More to come. It’s rainy and chilly here, but I do want to take a walk. Yesterday it was raining all evening and the streets were so beautiful. The bus floors were slippery though and several people had trouble getting into their seats with dignity. (As a clumsy fool I empathized).

New haunts

Homesickness has me in it’s inevitable grip. Yesterday I ended up talking with a professor for over two hours and she asked me how I feel here and it took a lot for me to not just begin crying. You don’t break into tears in front of Oxford educated professors. I’m pretty sure that’s a rule. I did try to wear heels to class, for some reason that seemed like a good idea- my horrible ankles, ruined after so many injuries and falls, failed me shortly after I hobbled into the library, and thankfully the cynical side of me tucked some flats into my purse. It was fun being 3 inches taller for a while, though, and you never know until you try. They had free food yesterday on campus so I obviously took advantage of that. Finding optimism in the little things, like the cold air coming in from the open windows on the bus, or feeling how warm your sweater is against the chill of the rain, or the snug comfort of well-fitting rain boots- these are things to focus on and draw power from. How satisfying it is holding a warm mug of tea in my hands, seeing my little plants slowly grow, these are all beautifully worthwhile things to concentrate on instead of wanting to be elsewhere.

More meandering

It’s at either the beginning or the end of the day that I find the most contentment in walking around Victoria. People are nestled in their homes, either not ready to venture out into the world, intimidating as it is, or they are back home, after a day out and about.

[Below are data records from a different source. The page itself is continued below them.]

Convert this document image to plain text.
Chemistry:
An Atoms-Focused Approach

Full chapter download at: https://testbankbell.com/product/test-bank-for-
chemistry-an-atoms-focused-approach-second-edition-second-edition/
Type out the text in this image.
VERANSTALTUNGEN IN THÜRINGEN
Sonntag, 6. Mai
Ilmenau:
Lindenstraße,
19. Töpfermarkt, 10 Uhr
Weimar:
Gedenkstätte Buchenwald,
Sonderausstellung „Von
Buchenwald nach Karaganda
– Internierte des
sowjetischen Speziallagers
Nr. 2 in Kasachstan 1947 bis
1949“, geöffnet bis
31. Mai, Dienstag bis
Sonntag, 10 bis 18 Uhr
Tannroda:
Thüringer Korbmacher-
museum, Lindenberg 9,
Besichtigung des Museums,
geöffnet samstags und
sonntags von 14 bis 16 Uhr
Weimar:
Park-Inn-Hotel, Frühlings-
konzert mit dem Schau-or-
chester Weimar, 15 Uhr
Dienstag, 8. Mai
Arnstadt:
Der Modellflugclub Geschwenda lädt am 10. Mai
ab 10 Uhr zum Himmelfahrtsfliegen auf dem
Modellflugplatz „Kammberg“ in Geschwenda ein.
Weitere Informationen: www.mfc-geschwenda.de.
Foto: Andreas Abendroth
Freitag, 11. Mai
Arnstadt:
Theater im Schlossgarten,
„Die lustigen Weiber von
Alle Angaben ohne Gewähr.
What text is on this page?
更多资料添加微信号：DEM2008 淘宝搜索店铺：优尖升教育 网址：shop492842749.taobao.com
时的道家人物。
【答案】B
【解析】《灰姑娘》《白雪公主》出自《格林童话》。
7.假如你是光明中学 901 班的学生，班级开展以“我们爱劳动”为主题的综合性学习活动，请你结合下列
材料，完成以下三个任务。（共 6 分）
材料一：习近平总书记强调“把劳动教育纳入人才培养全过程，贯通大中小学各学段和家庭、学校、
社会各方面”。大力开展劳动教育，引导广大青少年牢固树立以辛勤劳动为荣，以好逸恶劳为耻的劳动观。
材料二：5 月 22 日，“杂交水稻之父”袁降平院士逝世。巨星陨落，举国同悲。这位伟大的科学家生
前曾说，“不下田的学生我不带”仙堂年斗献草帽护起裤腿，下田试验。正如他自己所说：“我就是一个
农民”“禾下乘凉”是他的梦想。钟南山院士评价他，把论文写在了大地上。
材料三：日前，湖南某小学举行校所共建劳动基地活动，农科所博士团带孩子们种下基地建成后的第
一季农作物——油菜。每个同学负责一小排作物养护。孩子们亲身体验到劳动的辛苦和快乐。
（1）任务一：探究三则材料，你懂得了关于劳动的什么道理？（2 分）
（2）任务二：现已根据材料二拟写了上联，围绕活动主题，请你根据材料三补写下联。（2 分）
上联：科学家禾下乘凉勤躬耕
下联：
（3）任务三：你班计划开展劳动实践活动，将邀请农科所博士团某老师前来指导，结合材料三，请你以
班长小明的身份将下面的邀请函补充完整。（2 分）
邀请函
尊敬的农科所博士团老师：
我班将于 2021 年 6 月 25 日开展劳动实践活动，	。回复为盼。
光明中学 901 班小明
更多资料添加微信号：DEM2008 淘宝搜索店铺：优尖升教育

I’ve found two awesome Gothic Revival churches, but I’ve walked by them during Mass both times, so haven’t ventured in yet. Gothic Revival is appropriately ridiculous but gorgeous all the same. I love pointed arches- they are hopeful, somehow. Gothic architecture was originally created in the medieval period to create shining, light filled spaces that were euphoric and very connected with God, and although I am not religious in that way, the psychology of Gothic architecture does have a piece of my heart. The buildings are so comforting to me.

The mornings have been chillier. I’ve been able to wear my outlandish, woolly Icelandic sweater, and accompanying woolly scarves, and have been pleasantly surprised by how damn warm they are. Classes are stressful, terrifying, but liberating. I am smarter than I think (I hope). Tomorrow is the day I go fetch 4 beautiful rolls of uncut negatives from Prism Imaging- 1 color, 3 black and white. I cannot wait- the tangibility of negatives, cutting them, pressing them gently into the scanner, are all deliberate actions in the part of making an image into a reality that I love. Even if I haven’t developed my own in a few years, I still find film entrancing in a way an SD card cannot be.

If I work hard enough today and get things done ahead of schedule, I could very well spend tomorrow evening with the lovely hum of my scanner and a glass of wine, and to me that seems like the best darn thing ever. So, I must be off so I can finish ALL THE THINGS…or at least, enough of them.